El ataque de Estados Unidos e Israel a Irán está elevando los precios del petróleo por encima de los 100 dólares por barril, lo que está generando -denuncia Greenpeace- ganancias extraordinarias para la industria de los combustibles fósiles. Solo BP, Shell,Total Energies, Repsol y Equinor han registrado más de 19.000 millones de dólares en beneficios ajustados tras impuestos durante el primer trimestre de 2026, lo que supone -concretan los ecologistas- un aumento del 80% con respecto al trimestre anterior. En el caso concreto de la compañía antaño pública española Repsol, el beneficio neto en estos primeros noventa días del año ha superado los 900 millones de euros, lo que supone un incremento de más del 150% respecto al mismo periodo de 2025.
Rebecca Newsom, responsable de política global de Greenpeace Internacional: “cuando Rusia invadió Ucrania en 2022, los beneficios de las grandes petroleras se dispararon un 125% a lo largo de ese año. Los Gobiernos introdujeron impuestos extraordinarios temporales que aportaron una fracción de lo prometido, porque la industria trasladó los beneficios fuera del alcance de estos instrumentos fiscales. Tres años después, ha vuelto otra crisis de los combustibles fósiles, y las mismas empresas se están enriqueciendo sin tapujos. Ya basta: los gobiernos deben introducir tasas permanentes sobre los beneficios de las empresas petroleras y gasísticas para recaudar cientos de miles de millones para un futuro seguro impulsado por las energías renovables y reducir por completo nuestra dependencia de esta industria perjudicial”
Los mejores resultados, de entre los registrados en este primer trimestre por el quinteto petrolero, corresponden en todo caso a la multinacional británica Shell, que ha ganado 6.900 millones de dólares en estos primeros noventa días del año.
"Mientras la ciudadanía paga el coste de la crisis energética derivada del conflicto de Irán, las petroleras europeas -apuntan desde Greenpeace- siguen enriqueciéndose y repitiendo un patrón de bonanza que ya se produjo con la invasión rusa de Ucrania en 2022".
Se da la circunstancia por otro lado de que Repsol es, según el Observatorio de Sostenibilidad (véase bajo estas líneas la tabla), la empresa más contaminante de España, una empresa -denuncia el responsable de la campaña de energía de Greenpeace, Francisco del Pozo- cuya "tibia apuesta por la descarbonización ha pasado a la historia: ahora vemos cómo apoya de forma explícita las políticas de Trump y refuerza su agenda de colonialismo fósil en Venezuela o Libia, extendiendo su actividad a zonas tan sensibles como el Ártico en Alaska o Brasil”.

La petrolera que dirige Josu Jon Imaz ha traducido de manera prácticamente inmediata el formidable incremento de beneficios de este primer trimestre en un aumento de dividendos para sus accionistas.

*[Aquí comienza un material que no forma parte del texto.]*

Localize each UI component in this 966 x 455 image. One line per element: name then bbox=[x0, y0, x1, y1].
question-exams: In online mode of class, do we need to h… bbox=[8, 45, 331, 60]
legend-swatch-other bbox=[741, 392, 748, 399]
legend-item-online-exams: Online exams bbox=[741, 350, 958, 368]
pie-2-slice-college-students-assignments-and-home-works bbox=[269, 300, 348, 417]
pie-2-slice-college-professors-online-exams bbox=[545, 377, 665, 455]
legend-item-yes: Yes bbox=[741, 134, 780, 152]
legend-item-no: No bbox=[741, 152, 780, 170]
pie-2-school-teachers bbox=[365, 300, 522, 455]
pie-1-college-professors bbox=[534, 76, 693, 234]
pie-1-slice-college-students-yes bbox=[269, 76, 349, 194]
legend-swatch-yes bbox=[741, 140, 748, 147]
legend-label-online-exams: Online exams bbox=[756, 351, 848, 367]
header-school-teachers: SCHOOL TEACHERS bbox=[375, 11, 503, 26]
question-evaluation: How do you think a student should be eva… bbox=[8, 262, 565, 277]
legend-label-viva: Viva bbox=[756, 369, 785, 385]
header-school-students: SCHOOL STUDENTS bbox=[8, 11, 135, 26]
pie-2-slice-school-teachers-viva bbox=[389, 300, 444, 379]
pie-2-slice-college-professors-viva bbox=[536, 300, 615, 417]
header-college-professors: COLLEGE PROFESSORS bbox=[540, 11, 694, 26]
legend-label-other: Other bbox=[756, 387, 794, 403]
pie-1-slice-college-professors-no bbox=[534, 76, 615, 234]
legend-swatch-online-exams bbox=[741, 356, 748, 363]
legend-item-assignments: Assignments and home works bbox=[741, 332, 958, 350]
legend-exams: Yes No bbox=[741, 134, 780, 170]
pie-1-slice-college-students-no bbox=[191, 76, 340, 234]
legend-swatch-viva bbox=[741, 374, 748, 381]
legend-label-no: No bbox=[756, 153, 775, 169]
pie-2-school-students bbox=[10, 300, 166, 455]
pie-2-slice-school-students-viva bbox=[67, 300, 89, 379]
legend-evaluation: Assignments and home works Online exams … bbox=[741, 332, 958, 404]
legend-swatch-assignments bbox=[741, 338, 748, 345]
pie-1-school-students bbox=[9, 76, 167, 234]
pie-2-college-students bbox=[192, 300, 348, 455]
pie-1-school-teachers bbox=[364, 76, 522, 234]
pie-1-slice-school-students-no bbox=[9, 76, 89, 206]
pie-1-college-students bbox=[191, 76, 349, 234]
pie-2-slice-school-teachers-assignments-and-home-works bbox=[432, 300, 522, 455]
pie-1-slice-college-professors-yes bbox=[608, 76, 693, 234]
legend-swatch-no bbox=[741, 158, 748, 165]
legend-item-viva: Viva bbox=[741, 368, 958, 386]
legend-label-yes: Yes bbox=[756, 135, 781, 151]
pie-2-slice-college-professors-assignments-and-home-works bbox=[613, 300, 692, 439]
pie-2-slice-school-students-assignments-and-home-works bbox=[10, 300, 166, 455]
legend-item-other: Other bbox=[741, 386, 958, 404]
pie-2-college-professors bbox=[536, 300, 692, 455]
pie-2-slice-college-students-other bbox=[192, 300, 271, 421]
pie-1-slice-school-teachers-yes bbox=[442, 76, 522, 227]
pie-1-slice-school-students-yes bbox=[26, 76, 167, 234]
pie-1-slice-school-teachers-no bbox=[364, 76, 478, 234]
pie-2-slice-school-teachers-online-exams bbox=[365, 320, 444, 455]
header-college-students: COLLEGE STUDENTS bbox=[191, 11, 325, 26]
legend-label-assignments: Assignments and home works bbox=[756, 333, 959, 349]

Repsol -concreta Greenpeace- ha aumentado su dividendo en un 8% más un extra de 0,53 euros brutos por acción, que pagará a principios de 2027 "y supondrá un 60% de aumento de beneficio por acción respecto a 2025". Asimismo, la petrolera española aumenta su recompra de acciones en 350 millones de euros.
Un caso similar es el de la multinacional francesa TotalEnergies, que ha aumentado su dividendo en un 5,9% y ha duplicado las recompras de acciones.
En esa misma línea, Shell ha anunciado una subida del dividendo del 5% junto con una recompra de acciones por valor de 3.000 millones de dólares.
Rebecca Newsom, responsable de política global de Greenpeace Internacional: “más de 50 países acaban de reiterar su compromiso de acabar con la dependencia del carbón, el petróleo y el gas en la Primera Conferencia Mundial sobre la Transición para Abandonar los Combustibles Fósiles, celebrada en Santa Marta (Colombia). Los niveles récord de energía solar y eólica han ayudado a mantener las luces encendidas mientras se bloqueaba el suministro de gas. Las soluciones existen. Lo que necesitamos ahora es que los Gobiernos dejen de eximir de responsabilidad a las empresas de combustibles fósiles y empiecen a aumentar de forma permanente los impuestos sobre sus beneficios para que podamos construir sistemas de energía renovable que protejan a la gente y reduzcan las facturas”
Greenpeace insta a los Gobiernos a respaldar un "impuesto global sobre los beneficios de los contaminadores" en el marco de la Convención Fiscal de la ONU, con normas vinculantes para impedir el traslado de beneficios a paraísos fiscales.